他用不着走多远;他甚至知道,从他那幢房子的大门出来要走多少步:整整七百三十步。有一次他幻想得完全出了神的时候,曾经数过。那时他还不相信自己的这些幻想,他所幻想的这些虽说是没有道理,然而却是十分诱人的大胆计划,只是会惹他生气。现在,过了一个月以后,他已经开始以另一种眼光来看待这一切了,尽管他总是自言自语,嘲笑自己无能和优柔寡断,却不知怎么甚至不由自主地已经习惯于把这“没有道理”的幻想看作一项事业了,虽说他仍然不相信自己。现在他甚至要去为完成自己的这一事业进行试探,每走一步,他的激动不安也越来越强烈了。

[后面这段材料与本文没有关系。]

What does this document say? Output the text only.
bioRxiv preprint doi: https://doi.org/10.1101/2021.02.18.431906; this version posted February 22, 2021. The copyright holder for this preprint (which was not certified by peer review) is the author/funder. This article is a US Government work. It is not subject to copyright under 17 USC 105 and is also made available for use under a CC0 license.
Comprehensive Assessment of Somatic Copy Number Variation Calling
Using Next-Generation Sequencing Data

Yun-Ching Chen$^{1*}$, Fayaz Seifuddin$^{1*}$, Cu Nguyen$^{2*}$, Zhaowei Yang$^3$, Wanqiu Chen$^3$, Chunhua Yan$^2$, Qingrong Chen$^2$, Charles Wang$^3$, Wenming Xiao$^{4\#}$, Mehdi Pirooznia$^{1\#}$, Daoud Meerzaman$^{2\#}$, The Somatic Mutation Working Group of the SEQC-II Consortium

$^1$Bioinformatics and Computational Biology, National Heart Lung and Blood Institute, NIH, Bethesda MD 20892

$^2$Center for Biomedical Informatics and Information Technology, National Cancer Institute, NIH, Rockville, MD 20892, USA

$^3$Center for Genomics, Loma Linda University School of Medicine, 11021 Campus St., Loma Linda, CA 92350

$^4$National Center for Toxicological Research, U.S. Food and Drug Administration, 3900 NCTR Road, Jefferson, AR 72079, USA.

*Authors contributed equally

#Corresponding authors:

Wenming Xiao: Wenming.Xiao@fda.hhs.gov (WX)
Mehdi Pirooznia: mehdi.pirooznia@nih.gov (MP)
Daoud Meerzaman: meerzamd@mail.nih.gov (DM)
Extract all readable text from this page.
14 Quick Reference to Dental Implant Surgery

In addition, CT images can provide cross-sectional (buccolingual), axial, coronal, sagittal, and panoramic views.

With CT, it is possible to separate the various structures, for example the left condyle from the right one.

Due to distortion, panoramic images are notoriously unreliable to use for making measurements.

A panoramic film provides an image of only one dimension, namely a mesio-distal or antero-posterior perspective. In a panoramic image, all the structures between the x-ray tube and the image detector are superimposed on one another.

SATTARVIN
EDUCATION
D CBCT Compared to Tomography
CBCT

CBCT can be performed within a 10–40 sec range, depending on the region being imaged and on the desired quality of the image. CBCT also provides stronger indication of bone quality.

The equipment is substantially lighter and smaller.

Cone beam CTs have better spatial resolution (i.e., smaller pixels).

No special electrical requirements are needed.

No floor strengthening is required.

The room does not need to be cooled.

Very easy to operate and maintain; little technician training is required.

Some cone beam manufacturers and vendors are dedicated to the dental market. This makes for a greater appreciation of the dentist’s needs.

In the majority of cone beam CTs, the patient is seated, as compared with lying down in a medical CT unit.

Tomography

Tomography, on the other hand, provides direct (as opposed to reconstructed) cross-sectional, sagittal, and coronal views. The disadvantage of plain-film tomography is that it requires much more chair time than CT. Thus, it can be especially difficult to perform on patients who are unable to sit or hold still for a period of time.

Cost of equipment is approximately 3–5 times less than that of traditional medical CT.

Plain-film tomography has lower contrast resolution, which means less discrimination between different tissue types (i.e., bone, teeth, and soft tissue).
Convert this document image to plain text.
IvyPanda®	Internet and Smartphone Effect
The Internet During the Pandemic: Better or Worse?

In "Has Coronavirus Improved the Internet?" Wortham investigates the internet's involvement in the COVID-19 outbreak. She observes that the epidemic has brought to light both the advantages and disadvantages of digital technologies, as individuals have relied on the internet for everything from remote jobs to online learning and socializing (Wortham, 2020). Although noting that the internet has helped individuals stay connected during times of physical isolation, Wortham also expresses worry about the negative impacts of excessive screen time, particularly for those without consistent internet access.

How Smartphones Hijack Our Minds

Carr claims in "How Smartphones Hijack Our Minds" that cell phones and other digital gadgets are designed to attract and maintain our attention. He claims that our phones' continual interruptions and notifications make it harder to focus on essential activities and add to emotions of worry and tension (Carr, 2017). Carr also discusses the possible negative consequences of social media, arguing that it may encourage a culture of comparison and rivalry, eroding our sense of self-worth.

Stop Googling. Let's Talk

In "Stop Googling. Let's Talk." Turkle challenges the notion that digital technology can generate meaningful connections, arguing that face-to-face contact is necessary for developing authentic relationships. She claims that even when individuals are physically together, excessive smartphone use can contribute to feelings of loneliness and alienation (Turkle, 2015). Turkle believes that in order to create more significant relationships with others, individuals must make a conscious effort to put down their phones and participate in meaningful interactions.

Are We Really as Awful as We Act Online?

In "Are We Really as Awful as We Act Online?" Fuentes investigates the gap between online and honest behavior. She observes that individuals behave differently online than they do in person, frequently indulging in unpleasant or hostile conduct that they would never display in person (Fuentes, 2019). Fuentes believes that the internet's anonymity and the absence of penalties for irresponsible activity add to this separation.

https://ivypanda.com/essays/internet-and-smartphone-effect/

他心情紧张,神经颤栗,走到一幢很大的大房子前,房子的一堵墙对着运河,另一面墙冲着×街。这幢大房子分作一套套不大的住宅,里面住满了各行各业的手艺人——裁缝、小炉匠、厨娘,形形色色的德国人,妓女,小官吏,以及其他行业的人。进进出出的人就这样在房子的两道大门和两个院子里匆匆走过。这儿有三个、要么是四个管院子的。那个年轻人没碰到他们当中的任何一个,立刻无人察觉地溜进大门,往右一拐,溜上了楼梯,因此他感到非常满意。楼梯又暗,又窄,是“后楼梯”,但是他对这一切都已经了解,而且察看过了,对这整个环境他都十分喜欢:在这样的黑暗中,就连好奇的目光也并不危险。“要是这时候我就这么害怕,说不定什么时候,如果真的要去干那件事的话,又会怎样呢?……”上四楼的时候,他不由得想。几个当搬运工的退伍士兵在这里挡住了他的路,他们正从一套住宅里往外搬家具。以前他已经知道,这套住宅里住着一个带家眷的德国人,是个官吏:“这么说,这个德国人现在搬走了,因而四层楼上,这道楼梯和这个楼梯平台上,在一段时间里就只剩下老太婆的住宅里还住着人。这好极了……以防万一……”他又想,并且拉了拉老太婆住房的门铃。门铃响声很轻,好像铃不是铜的,而是用白铁做的。这样的楼房中一套套这种不大的住宅里,几乎都是装着这样的门铃。他已经忘记了这小铃铛的响声,现在这很特别的响声突然让他想起了什么,并清清楚楚地想象……他猛地颤栗了一下,这一次神经真是太脆弱了。稍过了一会儿,房门开了很小一道缝:住在里面的那个女人带着明显不信任的神情从门缝里细细打量来人,只能看到她那双在黑暗中闪闪发亮的小眼睛。但是看到楼梯平台上有不少人,她胆壮起来,于是把房门完全打开了。年轻人跨过门坎,走进用隔板隔开的前室,隔板后面是一间很小的厨房。老太婆默默地站在他面前,疑问地注视着他。这是一个干瘪的小老太婆,六十来岁,有一双目光锐利、神情凶恶的小眼睛,尖尖的小鼻子,光着头,没包头巾。她那像鸡腿样细长的脖子上缠着一块法兰绒破围巾,别看天热,肩上还披着一件穿得十分破旧、已经发黄的毛皮女短上衣。老太婆一刻不停地咳嗽,发出呼哧呼哧的声音。想必是年轻人用异样的眼光看了她一眼,因而先前那种不信任的神情突然又在她眼睛里忽地一闪。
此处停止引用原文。